JSON Web Tokens¶
JWT or JSON Web Tokens are commonly used for authentication for APIs in systems. This post is about some of the key properties of those tokens and how they can be used.
JWT Bearer Token¶
So what is a Bearer Token or JWT (JSON Web Token)? These are json objects that are signed with a private key that any consumer can validate using the public key for that signer. The signer includes a link to their public key in the signed token and the receiver can fetch that public key and cache it. Someone accepting a JWT needs to have a whitelist of which signers they trust. This is most easily done by whitelisting the single URL for the public key for the signer you trust. The url is the jku element of the JWS portion of the JWT.
JWTBreakDown¶
- This is the header and specifies they type of JWT
- This is the payload where claims (more on that below)
- This is the signature which is how you can determine and verify that this token and its data can be trusted
Claims¶
The claims, the portion 2 above, is where data is presented. Claims come in two forms, standard and extended. Standard are well defined in RFCs while extensions are additional data elements that each JWT issuer can choose to add as they see fit. In this post we will focus on just a few of key standard claims.
- iat - This is when the JWT was issued (timestamp) - This token is not valid before this time
- exp - This is the time at which this JWT is expired and no longer valid (timestamp) - This token is not valid after this time
- sub - This is the subject (aka identity) of the caller think bob@mycompany.com or more likely a UUID for a given user
- iss - This is who issued the JWT (the creator of JWT)
- jku - This is the URL where the public key for this JWT can be retrieved from
- kid - This is the ID of the public key at the JKU
Trusted Signer¶
Note the JKU and KID entries in the payload section 2 below. You should whitelist the URLS you trust as a consumer of JWT. The KID or Key ID refers to which key at the JKU this JWT was signed with. This is important as people will rotate the keys they use to sign as keys do not last more than 10 years and most teams will use shorter lifespan keys. In the event of a security incident they might need to replace a key due to compromise. To guard for this a consumer should cache the public key they received from the trusted JKU along with the KID of that key. For each new JWT they decode they should check the KID and JKU and if they have not changed they can continue to use the key.

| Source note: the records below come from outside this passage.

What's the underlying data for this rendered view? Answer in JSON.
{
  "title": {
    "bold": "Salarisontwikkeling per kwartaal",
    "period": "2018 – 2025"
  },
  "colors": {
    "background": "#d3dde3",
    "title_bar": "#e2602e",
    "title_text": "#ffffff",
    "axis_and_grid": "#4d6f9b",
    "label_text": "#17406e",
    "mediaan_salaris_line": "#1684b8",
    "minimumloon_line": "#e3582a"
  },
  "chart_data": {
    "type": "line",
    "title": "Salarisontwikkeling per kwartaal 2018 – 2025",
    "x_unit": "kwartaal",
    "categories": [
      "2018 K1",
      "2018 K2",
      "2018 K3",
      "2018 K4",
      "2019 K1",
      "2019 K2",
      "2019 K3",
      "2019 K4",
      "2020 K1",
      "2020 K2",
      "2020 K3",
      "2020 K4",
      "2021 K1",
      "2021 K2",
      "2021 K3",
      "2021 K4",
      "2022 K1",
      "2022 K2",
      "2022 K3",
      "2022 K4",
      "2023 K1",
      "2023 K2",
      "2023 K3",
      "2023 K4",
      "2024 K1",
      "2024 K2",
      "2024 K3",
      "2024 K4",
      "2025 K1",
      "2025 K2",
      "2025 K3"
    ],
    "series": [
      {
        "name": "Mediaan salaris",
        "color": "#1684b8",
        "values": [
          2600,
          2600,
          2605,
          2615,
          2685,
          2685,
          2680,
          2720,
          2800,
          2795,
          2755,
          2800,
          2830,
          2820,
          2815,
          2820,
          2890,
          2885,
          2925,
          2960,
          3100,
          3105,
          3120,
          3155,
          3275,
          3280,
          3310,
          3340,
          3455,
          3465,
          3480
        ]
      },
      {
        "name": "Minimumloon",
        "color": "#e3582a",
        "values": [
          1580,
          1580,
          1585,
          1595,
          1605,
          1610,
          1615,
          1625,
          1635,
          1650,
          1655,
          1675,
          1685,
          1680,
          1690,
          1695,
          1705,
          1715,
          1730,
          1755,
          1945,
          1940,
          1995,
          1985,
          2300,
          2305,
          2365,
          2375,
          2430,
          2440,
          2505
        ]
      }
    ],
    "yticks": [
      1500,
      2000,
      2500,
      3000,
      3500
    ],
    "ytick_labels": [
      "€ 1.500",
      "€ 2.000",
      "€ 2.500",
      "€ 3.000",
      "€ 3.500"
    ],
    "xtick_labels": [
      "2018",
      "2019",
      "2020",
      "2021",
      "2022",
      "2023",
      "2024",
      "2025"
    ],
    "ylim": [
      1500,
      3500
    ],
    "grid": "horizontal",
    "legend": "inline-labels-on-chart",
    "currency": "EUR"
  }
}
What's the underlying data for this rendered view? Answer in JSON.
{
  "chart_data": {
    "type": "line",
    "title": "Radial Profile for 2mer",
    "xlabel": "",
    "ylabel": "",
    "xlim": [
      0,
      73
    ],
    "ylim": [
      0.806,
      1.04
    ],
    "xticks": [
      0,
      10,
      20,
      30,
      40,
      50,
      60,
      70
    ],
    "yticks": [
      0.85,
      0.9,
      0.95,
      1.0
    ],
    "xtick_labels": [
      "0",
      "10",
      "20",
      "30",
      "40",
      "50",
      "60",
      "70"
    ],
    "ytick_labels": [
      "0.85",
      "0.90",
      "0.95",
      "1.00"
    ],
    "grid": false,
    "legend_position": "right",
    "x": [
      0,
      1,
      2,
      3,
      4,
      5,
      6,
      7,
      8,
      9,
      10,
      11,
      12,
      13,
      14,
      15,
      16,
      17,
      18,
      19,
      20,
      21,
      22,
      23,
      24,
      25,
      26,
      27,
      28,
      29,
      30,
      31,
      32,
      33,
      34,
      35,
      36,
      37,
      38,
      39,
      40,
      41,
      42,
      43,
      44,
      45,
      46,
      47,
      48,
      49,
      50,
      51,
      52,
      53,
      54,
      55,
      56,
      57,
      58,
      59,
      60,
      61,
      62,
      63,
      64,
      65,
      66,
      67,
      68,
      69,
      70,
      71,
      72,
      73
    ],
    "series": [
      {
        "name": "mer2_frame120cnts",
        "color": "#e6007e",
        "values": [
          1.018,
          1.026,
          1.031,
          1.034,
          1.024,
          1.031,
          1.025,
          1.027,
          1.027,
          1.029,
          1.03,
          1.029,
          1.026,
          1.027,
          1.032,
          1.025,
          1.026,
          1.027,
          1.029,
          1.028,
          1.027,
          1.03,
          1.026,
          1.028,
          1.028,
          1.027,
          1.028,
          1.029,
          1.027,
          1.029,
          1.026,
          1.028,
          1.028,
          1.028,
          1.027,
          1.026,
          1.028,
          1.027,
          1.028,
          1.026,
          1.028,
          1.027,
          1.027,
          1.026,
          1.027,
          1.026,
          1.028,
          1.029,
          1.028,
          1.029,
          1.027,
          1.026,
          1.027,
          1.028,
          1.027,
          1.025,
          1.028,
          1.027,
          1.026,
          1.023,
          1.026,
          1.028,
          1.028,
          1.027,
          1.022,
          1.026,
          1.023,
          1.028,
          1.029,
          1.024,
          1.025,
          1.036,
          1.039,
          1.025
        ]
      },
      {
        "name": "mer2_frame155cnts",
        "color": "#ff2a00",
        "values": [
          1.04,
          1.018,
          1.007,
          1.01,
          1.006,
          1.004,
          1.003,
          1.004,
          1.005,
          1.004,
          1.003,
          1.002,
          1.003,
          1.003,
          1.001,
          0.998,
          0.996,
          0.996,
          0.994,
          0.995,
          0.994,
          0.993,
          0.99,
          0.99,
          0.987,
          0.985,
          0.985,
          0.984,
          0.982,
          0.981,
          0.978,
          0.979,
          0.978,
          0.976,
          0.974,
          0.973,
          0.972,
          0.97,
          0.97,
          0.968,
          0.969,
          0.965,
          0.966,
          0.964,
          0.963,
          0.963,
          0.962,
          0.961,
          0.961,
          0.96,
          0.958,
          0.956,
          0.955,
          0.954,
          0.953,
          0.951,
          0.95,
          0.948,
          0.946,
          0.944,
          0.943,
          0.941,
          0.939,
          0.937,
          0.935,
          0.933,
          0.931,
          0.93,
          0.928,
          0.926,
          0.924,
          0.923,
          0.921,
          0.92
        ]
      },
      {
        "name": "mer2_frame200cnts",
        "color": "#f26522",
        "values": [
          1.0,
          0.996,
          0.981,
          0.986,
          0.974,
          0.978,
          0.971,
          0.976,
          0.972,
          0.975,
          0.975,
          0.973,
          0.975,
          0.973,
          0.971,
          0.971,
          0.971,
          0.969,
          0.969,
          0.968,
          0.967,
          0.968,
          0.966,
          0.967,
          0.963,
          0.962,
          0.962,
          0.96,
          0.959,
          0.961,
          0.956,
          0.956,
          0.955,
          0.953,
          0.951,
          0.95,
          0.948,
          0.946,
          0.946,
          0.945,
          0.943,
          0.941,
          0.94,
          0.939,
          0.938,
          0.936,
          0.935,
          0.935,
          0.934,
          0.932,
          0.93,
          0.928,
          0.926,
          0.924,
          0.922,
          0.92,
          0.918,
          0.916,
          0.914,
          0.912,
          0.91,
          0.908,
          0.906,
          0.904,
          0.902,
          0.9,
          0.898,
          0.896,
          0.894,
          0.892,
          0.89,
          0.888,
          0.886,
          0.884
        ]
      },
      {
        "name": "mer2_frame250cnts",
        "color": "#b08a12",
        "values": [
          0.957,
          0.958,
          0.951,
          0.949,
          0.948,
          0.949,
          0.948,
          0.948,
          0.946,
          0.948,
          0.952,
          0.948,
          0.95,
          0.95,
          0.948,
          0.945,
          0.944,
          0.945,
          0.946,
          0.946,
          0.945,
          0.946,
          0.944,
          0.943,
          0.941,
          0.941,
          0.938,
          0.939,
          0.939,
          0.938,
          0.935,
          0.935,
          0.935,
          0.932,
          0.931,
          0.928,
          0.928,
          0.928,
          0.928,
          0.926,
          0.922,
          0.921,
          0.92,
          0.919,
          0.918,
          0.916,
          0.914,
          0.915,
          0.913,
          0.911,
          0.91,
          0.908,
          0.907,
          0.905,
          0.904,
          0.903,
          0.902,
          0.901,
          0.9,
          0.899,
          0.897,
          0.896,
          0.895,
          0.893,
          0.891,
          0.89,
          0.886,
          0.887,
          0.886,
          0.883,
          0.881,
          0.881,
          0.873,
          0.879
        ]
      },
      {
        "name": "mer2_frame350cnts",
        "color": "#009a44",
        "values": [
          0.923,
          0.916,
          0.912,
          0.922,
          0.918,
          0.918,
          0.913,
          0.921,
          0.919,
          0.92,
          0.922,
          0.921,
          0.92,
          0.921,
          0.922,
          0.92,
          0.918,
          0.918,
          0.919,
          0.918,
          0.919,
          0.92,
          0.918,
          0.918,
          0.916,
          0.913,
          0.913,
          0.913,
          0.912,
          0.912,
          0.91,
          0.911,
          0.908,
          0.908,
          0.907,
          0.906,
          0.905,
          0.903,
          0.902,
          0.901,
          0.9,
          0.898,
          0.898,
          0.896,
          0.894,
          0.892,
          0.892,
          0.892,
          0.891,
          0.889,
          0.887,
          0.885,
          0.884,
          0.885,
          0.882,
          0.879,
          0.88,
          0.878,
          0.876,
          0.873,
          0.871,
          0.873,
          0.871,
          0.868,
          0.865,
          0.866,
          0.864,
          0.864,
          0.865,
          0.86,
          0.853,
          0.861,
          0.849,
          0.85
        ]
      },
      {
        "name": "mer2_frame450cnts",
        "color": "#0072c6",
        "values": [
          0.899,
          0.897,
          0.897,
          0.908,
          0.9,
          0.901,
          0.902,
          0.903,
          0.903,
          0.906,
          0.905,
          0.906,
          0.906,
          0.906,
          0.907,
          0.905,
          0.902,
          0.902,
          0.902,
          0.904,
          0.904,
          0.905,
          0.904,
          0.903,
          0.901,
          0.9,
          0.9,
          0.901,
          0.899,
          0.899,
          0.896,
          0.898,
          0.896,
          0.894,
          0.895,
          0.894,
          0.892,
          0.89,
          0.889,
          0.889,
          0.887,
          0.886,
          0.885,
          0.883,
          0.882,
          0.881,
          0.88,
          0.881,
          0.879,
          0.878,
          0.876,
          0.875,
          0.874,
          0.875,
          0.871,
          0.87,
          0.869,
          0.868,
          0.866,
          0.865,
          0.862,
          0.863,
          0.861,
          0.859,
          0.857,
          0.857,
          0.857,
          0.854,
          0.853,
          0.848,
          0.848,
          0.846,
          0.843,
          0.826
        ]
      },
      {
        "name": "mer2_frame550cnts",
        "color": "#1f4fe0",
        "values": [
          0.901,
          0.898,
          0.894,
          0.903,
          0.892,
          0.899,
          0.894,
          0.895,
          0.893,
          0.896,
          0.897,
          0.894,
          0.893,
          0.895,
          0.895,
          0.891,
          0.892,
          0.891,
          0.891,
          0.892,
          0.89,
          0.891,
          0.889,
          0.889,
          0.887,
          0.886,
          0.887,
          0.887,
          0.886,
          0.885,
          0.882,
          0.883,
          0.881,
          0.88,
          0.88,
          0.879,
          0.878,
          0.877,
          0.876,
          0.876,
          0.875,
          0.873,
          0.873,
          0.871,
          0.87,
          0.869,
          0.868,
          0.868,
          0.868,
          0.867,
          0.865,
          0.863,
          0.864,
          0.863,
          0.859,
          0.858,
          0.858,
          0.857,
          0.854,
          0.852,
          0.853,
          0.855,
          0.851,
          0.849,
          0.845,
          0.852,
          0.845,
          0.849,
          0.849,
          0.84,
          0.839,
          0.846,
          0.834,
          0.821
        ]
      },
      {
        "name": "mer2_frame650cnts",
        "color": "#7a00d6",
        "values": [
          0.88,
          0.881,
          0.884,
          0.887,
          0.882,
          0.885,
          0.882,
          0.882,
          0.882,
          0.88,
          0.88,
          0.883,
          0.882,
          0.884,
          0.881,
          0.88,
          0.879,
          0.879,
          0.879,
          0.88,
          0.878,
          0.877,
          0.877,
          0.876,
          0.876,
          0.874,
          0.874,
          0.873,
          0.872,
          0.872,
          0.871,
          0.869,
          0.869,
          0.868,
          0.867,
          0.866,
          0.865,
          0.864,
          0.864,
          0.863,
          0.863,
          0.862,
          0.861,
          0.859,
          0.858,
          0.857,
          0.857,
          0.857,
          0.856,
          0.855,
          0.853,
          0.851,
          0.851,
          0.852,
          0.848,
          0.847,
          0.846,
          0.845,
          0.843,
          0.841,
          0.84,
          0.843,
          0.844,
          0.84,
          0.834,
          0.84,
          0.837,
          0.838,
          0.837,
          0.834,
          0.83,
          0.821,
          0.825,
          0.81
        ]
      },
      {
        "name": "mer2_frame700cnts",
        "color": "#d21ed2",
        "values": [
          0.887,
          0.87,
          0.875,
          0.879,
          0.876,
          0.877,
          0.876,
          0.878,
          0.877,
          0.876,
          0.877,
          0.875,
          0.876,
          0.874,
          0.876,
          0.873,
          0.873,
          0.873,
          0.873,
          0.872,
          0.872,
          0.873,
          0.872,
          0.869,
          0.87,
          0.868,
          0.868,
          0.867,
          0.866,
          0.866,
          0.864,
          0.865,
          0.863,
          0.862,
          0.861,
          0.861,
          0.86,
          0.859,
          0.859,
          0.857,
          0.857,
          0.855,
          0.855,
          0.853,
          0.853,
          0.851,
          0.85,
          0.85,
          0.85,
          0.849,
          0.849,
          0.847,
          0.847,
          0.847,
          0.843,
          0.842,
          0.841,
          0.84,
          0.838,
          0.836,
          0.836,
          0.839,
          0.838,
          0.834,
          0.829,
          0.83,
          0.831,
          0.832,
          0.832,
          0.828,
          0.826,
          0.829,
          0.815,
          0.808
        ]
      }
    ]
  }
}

The above is a simplified view of how JWKS is used between a JWT producer/signer that supposed JWKS and the consumer of those JWT tokens.
What is important to understand, from my perspective, is how nice and cleanly this can be used in a solution allowing many consumers and a very loose coupling between JWT producer and consumer. Leveraging JWKS enables a solution where the only form of tight coupling between parties is knowledge of the trusted JKU URL.